O Professor Aymen Al Shamkhani, da Universidade de Southampton, que liderou a pesquisa, disse: “Nós já entendíamos como o sinal natural do CD27 do corpo ativa as células T, mas transformar esse conhecimento em um medicamento foi o verdadeiro desafio. Anticorpos são moléculas confiáveis que fazem excelentes medicamentos. No entanto, o formato natural do anticorpo não era potente o suficiente, então tivemos que criar uma versão mais eficaz.”
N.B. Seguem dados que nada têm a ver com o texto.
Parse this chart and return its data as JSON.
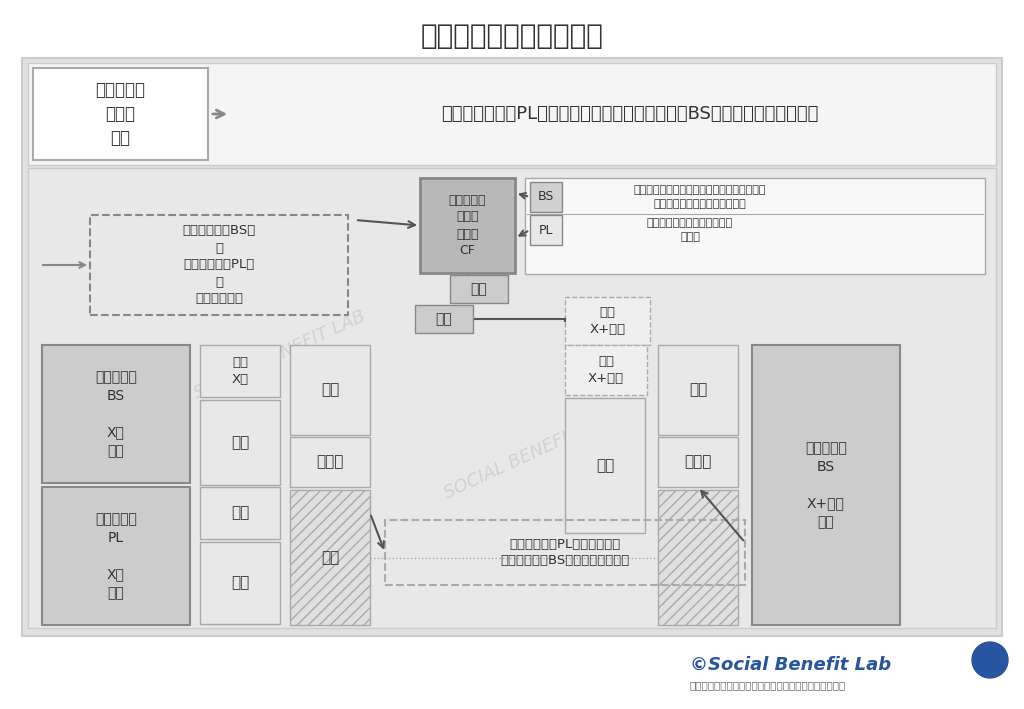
{
  "title": "財務３表は連動している",
  "bg_outer": "#e2e2e2",
  "bg_inner": "#ebebeb",
  "bg_white": "#ffffff",
  "color_box_dark": "#c8c8c8",
  "color_box_mid": "#e0e0e0",
  "color_cf_box": "#b0b0b0",
  "color_text": "#333333",
  "color_edge": "#999999",
  "color_edge_light": "#bbbbbb",
  "color_arrow": "#555555",
  "color_blue": "#2855a0",
  "color_watermark": "#d0d0d0",
  "color_footer_blue": "#2855a0",
  "color_footer_gray": "#666666",
  "top_header_text": "「損益計算書（PL）」の損益が、「貸借対照表（BS）」に加減算されます",
  "viburi_text": "【振返り】\n第１回\n結論",
  "cf_text": "キャッシュ\nフロー\n計算書\nCF",
  "bs_label": "BS",
  "pl_label": "PL",
  "bs_annot1": "売上債権、棚卸資産、仕入債務、経過勘定、\n投資活動、財務活動等を加減算",
  "pl_annot1": "減価償却費等の非資金項目を\n加減算",
  "dashed_box_text": "「貸借対照表BS」\nと\n「損益計算書PL」\nは\n連動している",
  "dekkin_text": "出金",
  "nyukin_text": "入金",
  "genkin_x1nen_text": "現金\nX+１年",
  "genkin_xnen_text": "現金\nX年",
  "shisan_text": "資産",
  "rieki_text": "利益",
  "hiyou_text": "費用",
  "fusai_text": "負債",
  "junjisan_text": "純資産",
  "shueki_text": "収益",
  "bs_l_text": "貸借対照表\nBS\n\nX年\n期首",
  "pl_l_text": "損益計算書\nPL\n\nX年\n期末",
  "bs_r_text": "貸借対照表\nBS\n\nX+１年\n期首",
  "bottom_ann_text": "「損益計算書PL」の損益が、\n「貸借対照表BS」に加減算される",
  "watermark_text": "SOCIAL BENEFIT LAB",
  "footer_text": "©Social Benefit Lab",
  "footer_sub": "この画像を改変、転載する場合はお問い合わせください"
}
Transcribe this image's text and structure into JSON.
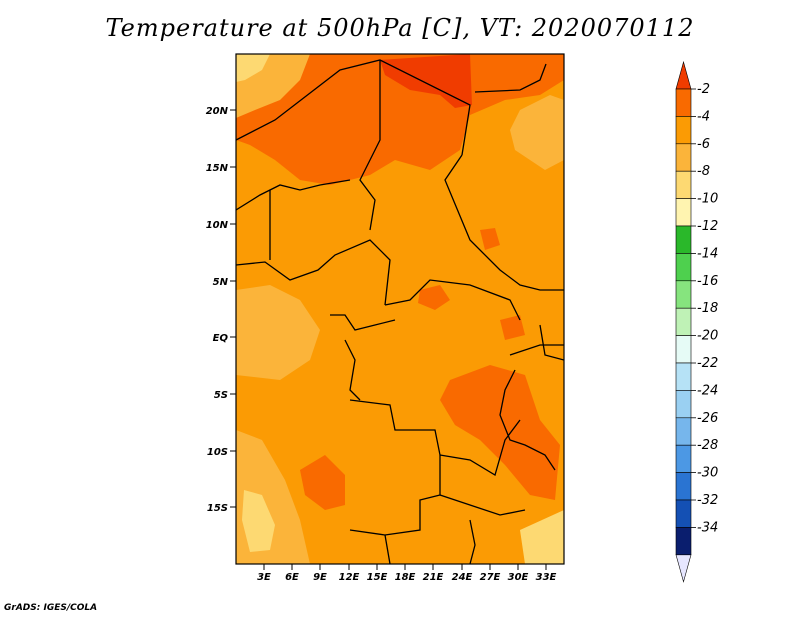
{
  "title": "Temperature at 500hPa [C], VT: 2020070112",
  "credit": "GrADS: IGES/COLA",
  "map": {
    "lat_labels": [
      "20N",
      "15N",
      "10N",
      "5N",
      "EQ",
      "5S",
      "10S",
      "15S"
    ],
    "lon_labels": [
      "3E",
      "6E",
      "9E",
      "12E",
      "15E",
      "18E",
      "21E",
      "24E",
      "27E",
      "30E",
      "33E"
    ]
  },
  "colorbar": {
    "levels": [
      "-2",
      "-4",
      "-6",
      "-8",
      "-10",
      "-12",
      "-14",
      "-16",
      "-18",
      "-20",
      "-22",
      "-24",
      "-26",
      "-28",
      "-30",
      "-32",
      "-34"
    ],
    "colors": [
      "#f03c00",
      "#f96a00",
      "#fb9b04",
      "#fbb43a",
      "#fdd972",
      "#fff4b0",
      "#2ab82a",
      "#4ed04e",
      "#86e47e",
      "#bff2b6",
      "#e6fbf6",
      "#b6e2f6",
      "#9ad0f2",
      "#76b6ec",
      "#4c98e4",
      "#2a74d2",
      "#1450b4",
      "#0a1e6e",
      "#e6e6ff"
    ]
  }
}
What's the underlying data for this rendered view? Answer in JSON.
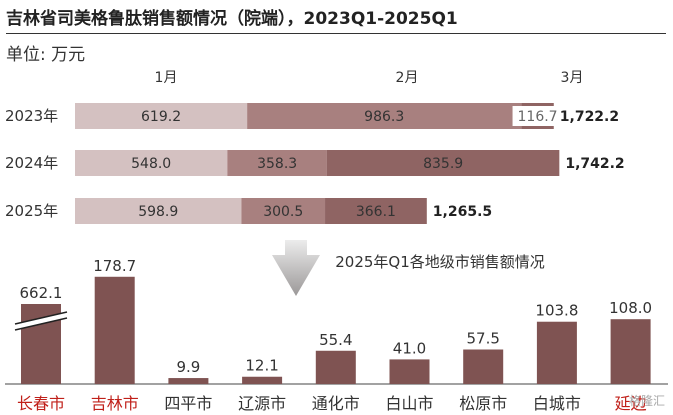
{
  "title": "吉林省司美格鲁肽销售额情况（院端），2023Q1-2025Q1",
  "unit": "单位:  万元",
  "watermark": "格隆汇",
  "colors": {
    "jan": "#d4c1c1",
    "feb": "#a8807f",
    "mar": "#8f6463",
    "bar": "#7f5352",
    "arrow": "#9b9898",
    "label_red": "#c0201a"
  },
  "chart_data": [
    {
      "type": "bar",
      "orientation": "horizontal",
      "stacked": true,
      "categories": [
        "2023年",
        "2024年",
        "2025年"
      ],
      "series": [
        {
          "name": "1月",
          "values": [
            619.2,
            548.0,
            598.9
          ]
        },
        {
          "name": "2月",
          "values": [
            986.3,
            358.3,
            300.5
          ]
        },
        {
          "name": "3月",
          "values": [
            116.7,
            835.9,
            366.1
          ]
        }
      ],
      "totals": [
        "1,722.2",
        "1,742.2",
        "1,265.5"
      ],
      "legend": "top"
    },
    {
      "type": "bar",
      "title": "2025年Q1各地级市销售额情况",
      "categories": [
        "长春市",
        "吉林市",
        "四平市",
        "辽源市",
        "通化市",
        "白山市",
        "松原市",
        "白城市",
        "延边"
      ],
      "values": [
        662.1,
        178.7,
        9.9,
        12.1,
        55.4,
        41.0,
        57.5,
        103.8,
        108.0
      ],
      "value_labels": [
        "662.1",
        "178.7",
        "9.9",
        "12.1",
        "55.4",
        "41.0",
        "57.5",
        "103.8",
        "108.0"
      ],
      "highlight_categories": [
        "长春市",
        "吉林市",
        "延边"
      ],
      "broken_axis_categories": [
        "长春市"
      ]
    }
  ]
}
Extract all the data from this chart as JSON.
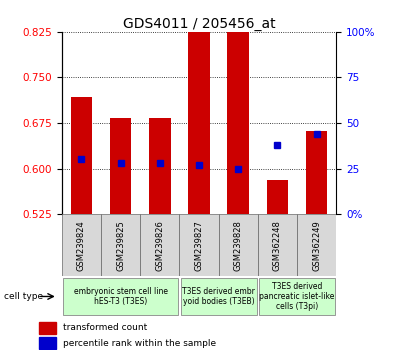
{
  "title": "GDS4011 / 205456_at",
  "samples": [
    "GSM239824",
    "GSM239825",
    "GSM239826",
    "GSM239827",
    "GSM239828",
    "GSM362248",
    "GSM362249"
  ],
  "transformed_count": [
    0.718,
    0.683,
    0.683,
    0.858,
    0.825,
    0.582,
    0.662
  ],
  "percentile_rank": [
    30,
    28,
    28,
    27,
    25,
    38,
    44
  ],
  "ylim_left": [
    0.525,
    0.825
  ],
  "ylim_right": [
    0,
    100
  ],
  "yticks_left": [
    0.525,
    0.6,
    0.675,
    0.75,
    0.825
  ],
  "yticks_right": [
    0,
    25,
    50,
    75,
    100
  ],
  "ytick_labels_right": [
    "0%",
    "25",
    "50",
    "75",
    "100%"
  ],
  "bar_color": "#cc0000",
  "dot_color": "#0000cc",
  "bar_width": 0.55,
  "bar_bottom": 0.525,
  "groups": [
    {
      "label": "embryonic stem cell line\nhES-T3 (T3ES)",
      "start": 0,
      "end": 3,
      "color": "#ccffcc"
    },
    {
      "label": "T3ES derived embr\nyoid bodies (T3EB)",
      "start": 3,
      "end": 5,
      "color": "#ccffcc"
    },
    {
      "label": "T3ES derived\npancreatic islet-like\ncells (T3pi)",
      "start": 5,
      "end": 7,
      "color": "#ccffcc"
    }
  ],
  "legend_items": [
    {
      "label": "transformed count",
      "color": "#cc0000"
    },
    {
      "label": "percentile rank within the sample",
      "color": "#0000cc"
    }
  ],
  "cell_type_label": "cell type",
  "background_color": "#ffffff",
  "title_fontsize": 10,
  "tick_fontsize": 7.5,
  "sample_fontsize": 6.0,
  "group_fontsize": 5.5,
  "legend_fontsize": 6.5
}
Ativação Mais Forte das Células T Combatedoras de Câncer

Testes em laboratório com camundongos e células imunes humanas mostraram que os novos anticorpos eram muito melhores em ativar as células T CD8+ do que os anticorpos em forma de Y padrão. As células T CD8+ são frequentemente descritas como as forças especiais do sistema imunológico devido à sua capacidade de destruir diretamente as células cancerígenas. A ativação aprimorada resultou em uma resposta antitumoral mais forte.

Ao tornar o CD27 mais fácil de ser mirado com terapias, a pesquisa oferece um roteiro para o desenvolvimento de novos tratamentos de imunoterapia que aproveitam melhor o poder natural do sistema imunológico.

O Professor Al Shamkhani acrescentou: “Essa abordagem pode ajudar a melhorar os tratamentos futuros do câncer, permitindo que o sistema imunológico funcione mais próximo de seu total potencial.”

O estudo foi financiado pela Cancer Research UK e destaca o papel do Centro de Imunologia do Câncer na promoção de abordagens inovadoras na imunoterapia do câncer.